My thermostat is set to 62 at night during the winter. 

Not sure if that experiment info was intended for me, but I know that my cats don't like covered beds because I've had a couple and none of them will use them. We don't have any mat types, except for the throws on the back of the couch. The real beds have bolsters on the sides that range from about 3 to 9 inches high.

Using a flat mat heated pad isn't going to keep the cat the warmest it can be, but it will help. Using a heater in a bed with bolster sides is better and of course a cave is even better than that. But is all depends on what the cat likes for a bed. 

In any event, my cats tend to snuggle up to mama when they're cold at night, I usually wake up pinned to the mattress :lol:


----------



## petspy (Sep 11, 2008)

here's a fun way you can discover your cat's preferences;



if I had the extra money, I'd go for one of these;


----------



## marie73 (Jul 12, 2006)

My cats were practically fighting over a covered bed I brought home last year. Since Day Two, however, no one has used it. :?


----------



## jennykat (Jan 23, 2008)

By the way Marie.. your cats are beautiful! -- they look well spoiled!


----------



## marie73 (Jul 12, 2006)

Aww, thank you! Spoiled? Not at all. I only have five cat trees, three cat condos, more mice than I will ever find until I move again, little snacks after their evening workout,


----------



## jennykat (Jan 23, 2008)

You know for the life of me... I don't understand (nor do I want to) people who don't like cats. Dogs well............... but cats? Mine are little princes or princesses. Actually, I like dogs too, but I'm allergic unfortunately. 
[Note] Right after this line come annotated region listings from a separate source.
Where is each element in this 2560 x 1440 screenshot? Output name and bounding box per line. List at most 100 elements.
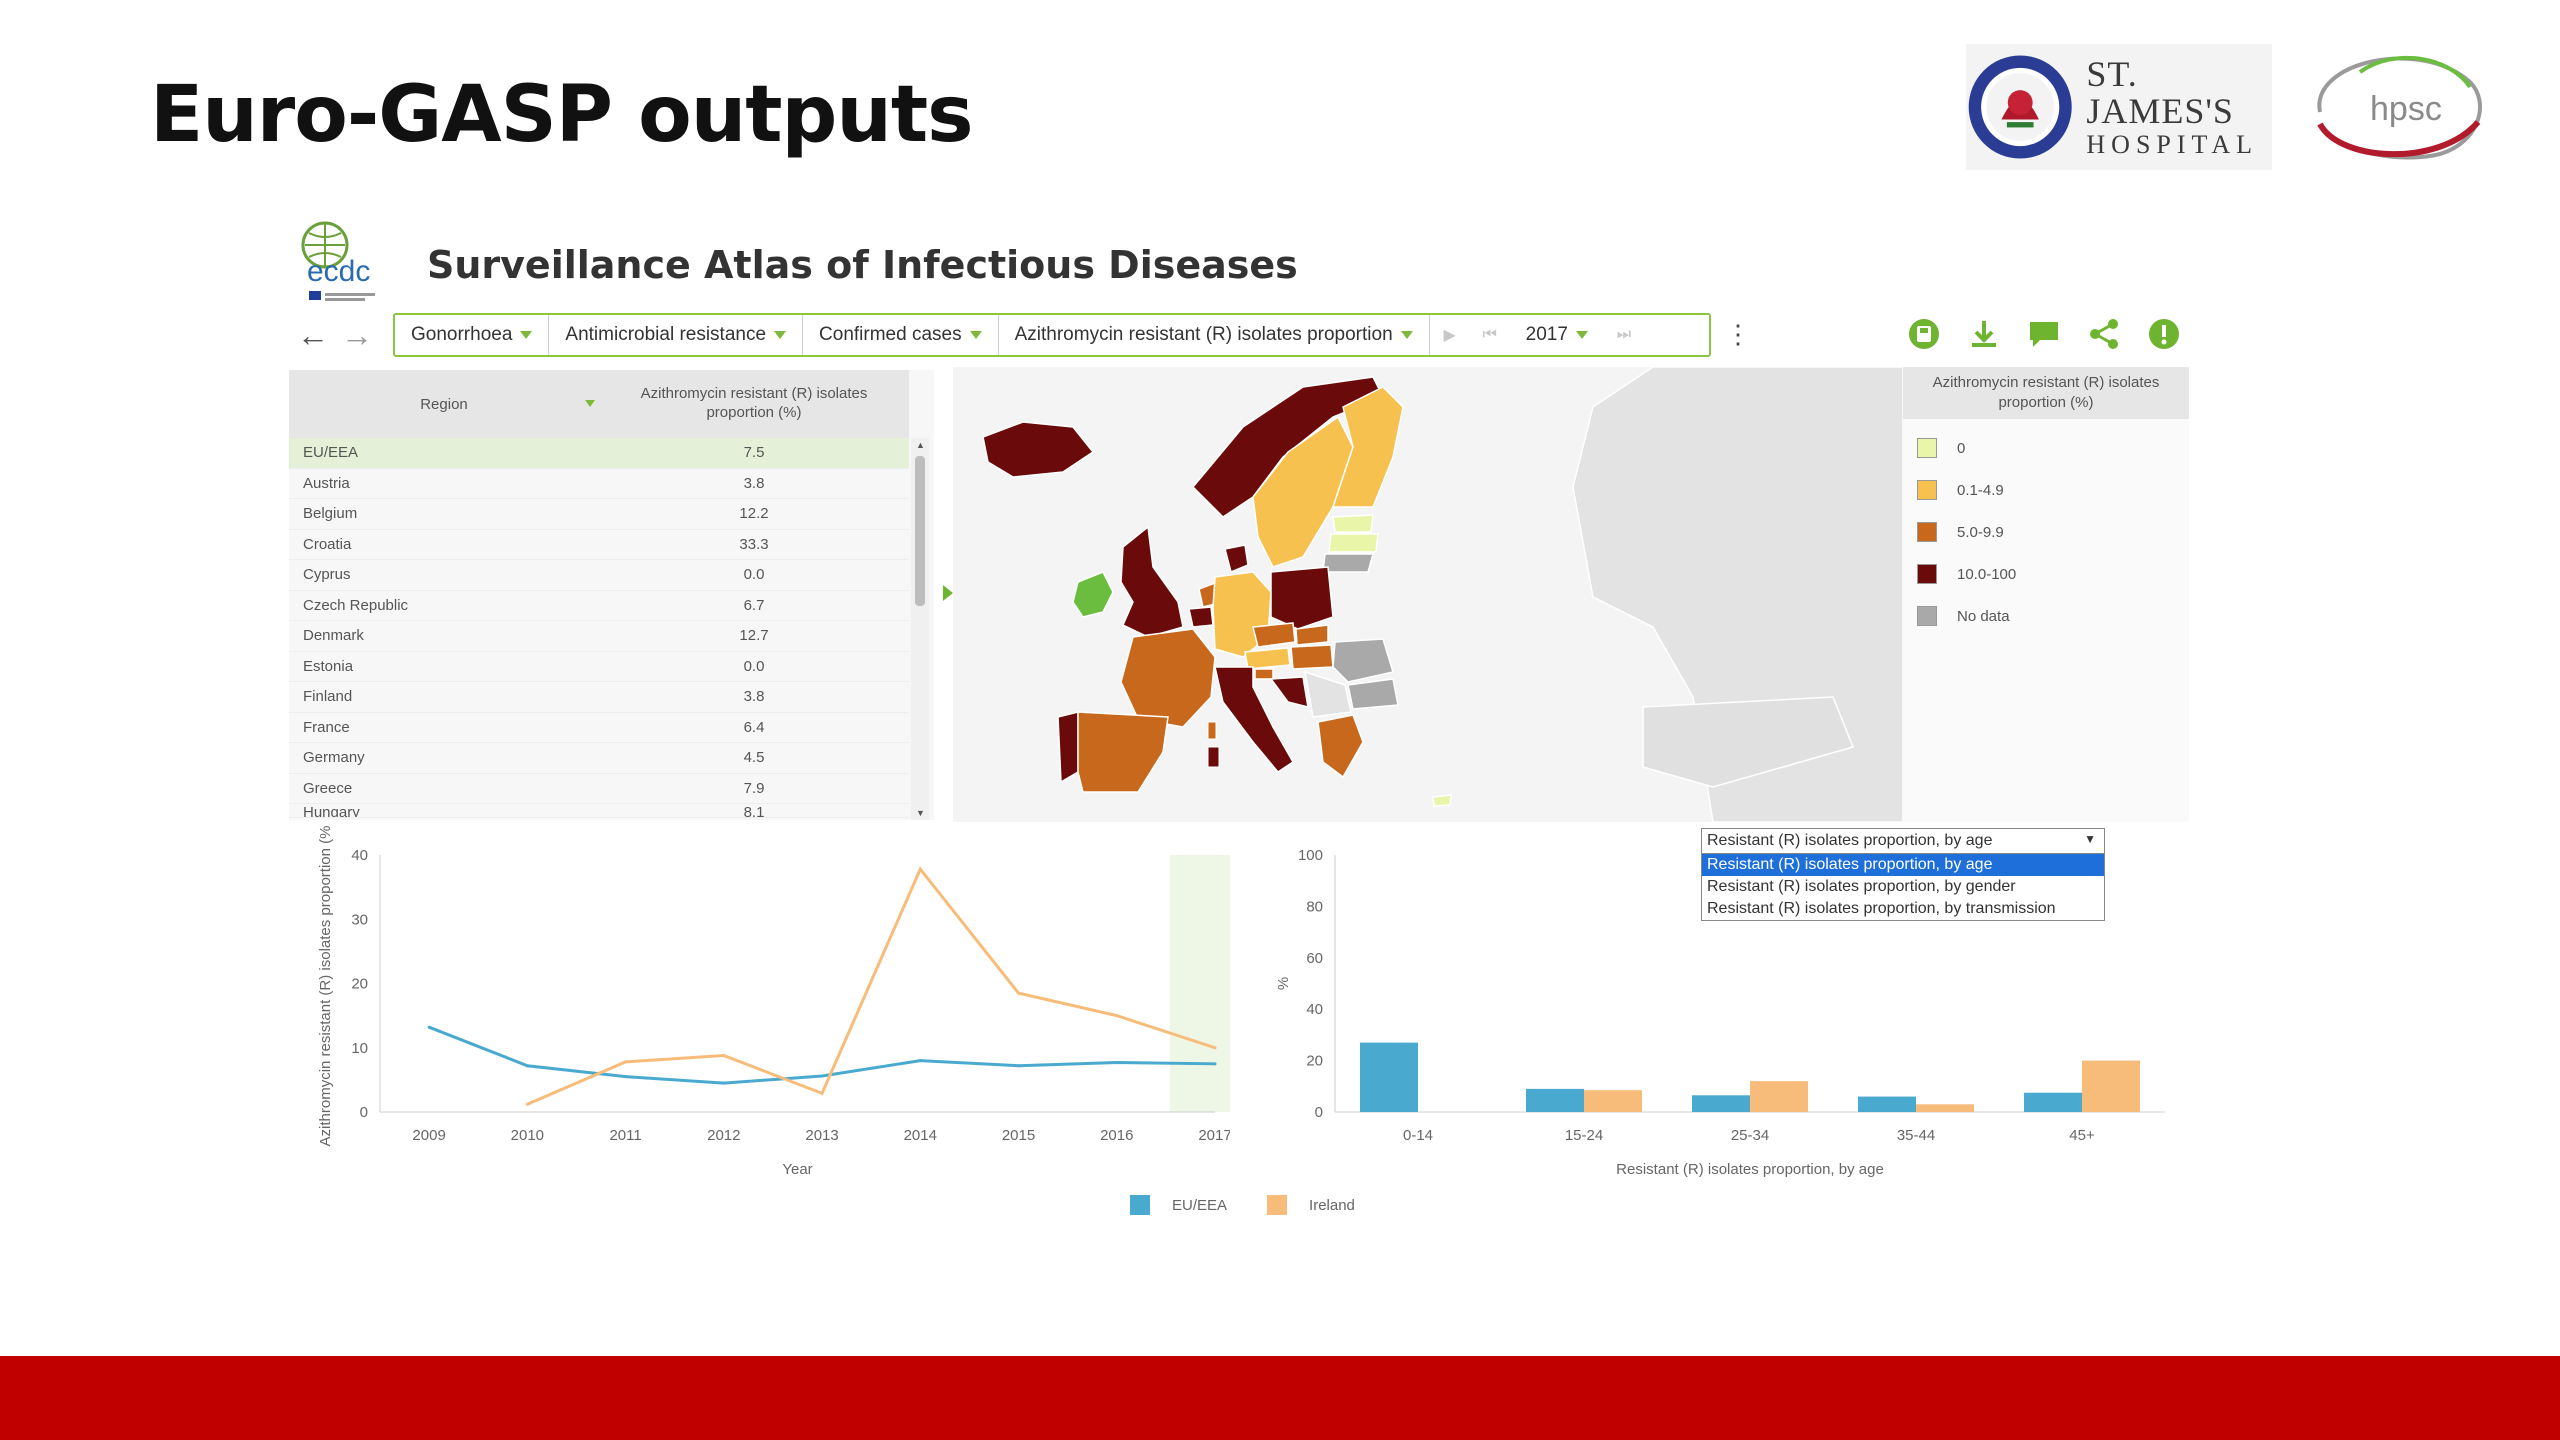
legend-swatch bbox=[1130, 1195, 1150, 1215]
map-region-denmark bbox=[1224, 544, 1249, 574]
legend-swatch bbox=[1917, 480, 1937, 500]
x-tick-label: 2016 bbox=[1100, 1127, 1133, 1144]
tool-icon-group bbox=[1905, 315, 2183, 353]
y-tick-label: 20 bbox=[1306, 1053, 1323, 1070]
table-row[interactable]: Cyprus 0.0 bbox=[289, 560, 909, 591]
map-region-poland bbox=[1270, 566, 1334, 630]
x-tick-label: 2017 bbox=[1198, 1127, 1230, 1144]
y-tick-label: 80 bbox=[1306, 898, 1323, 915]
legend-item-eu[interactable]: EU/EEA bbox=[1130, 1195, 1227, 1215]
more-options-icon[interactable]: ⋮ bbox=[1725, 319, 1751, 349]
chart-legend: EU/EEA Ireland bbox=[1130, 1195, 1355, 1215]
table-row[interactable]: EU/EEA 7.5 bbox=[289, 438, 909, 469]
column-header-value[interactable]: Azithromycin resistant (R) isolates prop… bbox=[640, 385, 868, 421]
table-row[interactable]: Finland 3.8 bbox=[289, 682, 909, 713]
table-scrollbar[interactable]: ▲ ▼ bbox=[911, 438, 929, 820]
chevron-down-icon bbox=[774, 331, 787, 339]
table-row[interactable]: Greece 7.9 bbox=[289, 774, 909, 804]
line-point bbox=[624, 1075, 628, 1079]
map-region-finland bbox=[1331, 386, 1404, 508]
atlas-toolbar: ← → Gonorrhoea Antimicrobial resistance … bbox=[285, 313, 2195, 357]
map-region-romania bbox=[1332, 638, 1394, 683]
table-row[interactable]: Czech Republic 6.7 bbox=[289, 591, 909, 621]
step-forward-icon[interactable]: ⏭ bbox=[1616, 326, 1632, 343]
dropdown-arrow-icon[interactable]: ▼ bbox=[2084, 832, 2096, 846]
column-header-region[interactable]: Region bbox=[289, 370, 599, 438]
map-region-bulgaria bbox=[1347, 678, 1399, 710]
info-icon[interactable] bbox=[2145, 315, 2183, 353]
map-region-italy bbox=[1214, 666, 1294, 773]
map-region-slovakia bbox=[1295, 624, 1329, 646]
collapse-panel-icon[interactable] bbox=[943, 585, 953, 601]
play-icon[interactable]: ▶ bbox=[1443, 327, 1456, 344]
map-legend-item[interactable]: No data bbox=[1903, 595, 2189, 637]
line-series-ireland bbox=[526, 866, 1216, 1106]
x-tick-label: 2011 bbox=[609, 1127, 641, 1144]
forward-arrow-icon[interactable]: → bbox=[341, 317, 373, 353]
table-row[interactable]: Belgium 12.2 bbox=[289, 499, 909, 530]
filter-population[interactable]: Confirmed cases bbox=[803, 315, 999, 355]
line-point bbox=[1115, 1014, 1119, 1018]
step-back-icon[interactable]: ⏮ bbox=[1482, 326, 1497, 343]
age-bar-chart[interactable]: 0 20 40 60 80 100 0-14 15-24 25-34 35-44 45+ Resist… bbox=[1240, 825, 2190, 1250]
x-tick-label: 45+ bbox=[2069, 1127, 2095, 1144]
breakdown-select[interactable]: Resistant (R) isolates proportion, by ag… bbox=[1701, 828, 2105, 854]
back-arrow-icon[interactable]: ← bbox=[297, 317, 329, 353]
option-by-gender[interactable]: Resistant (R) isolates proportion, by ge… bbox=[1707, 878, 2016, 895]
europe-choropleth-map[interactable] bbox=[953, 367, 1903, 822]
map-legend-item[interactable]: 5.0-9.9 bbox=[1903, 511, 2189, 553]
map-legend-item[interactable]: 0.1-4.9 bbox=[1903, 469, 2189, 511]
map-region-czech bbox=[1252, 622, 1296, 648]
highlight-year-band bbox=[1170, 855, 1230, 1112]
trend-line-chart[interactable]: 0 10 20 30 40 2009 2010 2011 2012 2013 2014 2015 201… bbox=[285, 825, 1230, 1250]
y-axis-title: % bbox=[1275, 977, 1292, 990]
y-tick-label: 60 bbox=[1306, 950, 1323, 967]
breakdown-dropdown[interactable]: Resistant (R) isolates proportion, by ag… bbox=[1701, 828, 2105, 921]
y-tick-label: 0 bbox=[1315, 1104, 1323, 1121]
x-tick-label: 2013 bbox=[805, 1127, 838, 1144]
table-row[interactable]: Denmark 12.7 bbox=[289, 621, 909, 652]
filter-indicator[interactable]: Azithromycin resistant (R) isolates prop… bbox=[999, 315, 1430, 355]
table-row[interactable]: France 6.4 bbox=[289, 713, 909, 743]
bar-eu-eea bbox=[1858, 1096, 1916, 1112]
bar-eu-eea bbox=[1692, 1095, 1750, 1112]
x-tick-label: 35-44 bbox=[1897, 1127, 1935, 1144]
line-point bbox=[525, 1102, 529, 1106]
st-james-seal-icon bbox=[1968, 55, 2072, 159]
map-region-belgium bbox=[1188, 606, 1214, 628]
scroll-thumb[interactable] bbox=[915, 456, 925, 606]
table-row[interactable]: Germany 4.5 bbox=[289, 743, 909, 774]
option-by-transmission[interactable]: Resistant (R) isolates proportion, by tr… bbox=[1707, 900, 2056, 917]
scroll-up-icon[interactable]: ▲ bbox=[916, 440, 925, 450]
scroll-down-icon[interactable]: ▼ bbox=[916, 808, 925, 818]
save-icon[interactable] bbox=[1905, 315, 1943, 353]
sort-caret-icon[interactable] bbox=[585, 400, 595, 407]
table-header: Region Azithromycin resistant (R) isolat… bbox=[289, 370, 909, 438]
table-row[interactable]: Hungary 8.1 bbox=[289, 804, 909, 818]
bar-eu-eea bbox=[2024, 1092, 2082, 1112]
bar-ireland bbox=[1584, 1090, 1642, 1112]
line-point bbox=[1017, 1064, 1021, 1068]
filter-year[interactable]: 2017 bbox=[1510, 315, 1604, 355]
filter-disease[interactable]: Gonorrhoea bbox=[395, 315, 550, 355]
table-row[interactable]: Estonia 0.0 bbox=[289, 652, 909, 682]
sjh-name-line2: HOSPITAL bbox=[2086, 130, 2258, 160]
comment-icon[interactable] bbox=[2025, 315, 2063, 353]
filter-topic[interactable]: Antimicrobial resistance bbox=[549, 315, 804, 355]
y-tick-label: 40 bbox=[351, 847, 368, 864]
atlas-title: Surveillance Atlas of Infectious Disease… bbox=[427, 243, 1298, 287]
map-region-corsica bbox=[1207, 721, 1217, 740]
map-legend-item[interactable]: 0 bbox=[1903, 427, 2189, 469]
chevron-down-icon bbox=[1575, 331, 1588, 339]
table-row[interactable]: Austria 3.8 bbox=[289, 469, 909, 499]
map-legend-item[interactable]: 10.0-100 bbox=[1903, 553, 2189, 595]
line-point bbox=[1115, 1061, 1119, 1065]
download-icon[interactable] bbox=[1965, 315, 2003, 353]
legend-item-ireland[interactable]: Ireland bbox=[1267, 1195, 1355, 1215]
share-icon[interactable] bbox=[2085, 315, 2123, 353]
table-row[interactable]: Croatia 33.3 bbox=[289, 530, 909, 560]
line-point bbox=[1213, 1046, 1217, 1050]
option-by-age[interactable]: Resistant (R) isolates proportion, by ag… bbox=[1702, 854, 2104, 876]
hpsc-logo: hpsc bbox=[2300, 42, 2490, 167]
5 cat trees and 3 condos? -- Yep.. they have you wrapped around their little paws. You sound as bad as I am! I would love to own more then 3 cats, but my husband would kill me. 

Headed off to bed now to snuggle up with my kitties and get some sleep.

:luv


----------



## petspy (Sep 11, 2008)

*New Concern;*

one of my cats spends a bit too much time (napping for an hour at a time) on the hutch over my living room radiator. the ambient temperature of the room is 80°F yet she'll lounge around and nap as the heat radiates air 110°F against her (yes I measured it). should I be concerned? maybe cover the heat ducts so she can't sit so close to them for any length of time? she's otherwise healthy, eating and drinking well, active - etc. the room is not drafty at all.


----------



## Mom of 4 (Jul 29, 2006)

Laurief, I hope the hutch/furiture over the heating vents is not something you plan to keep longterm. The direct heat wil destroy the furniture over time.

I leave various quilts out on the couch, scrunched up wil spots to hide in and on. I also have some cat sacks (http://www.petsmart.com/product/index.j ... Id=3077186). They are amazingly soft. The cats rarely crawl inside them, but they curl up on the open end as it lays flat.


----------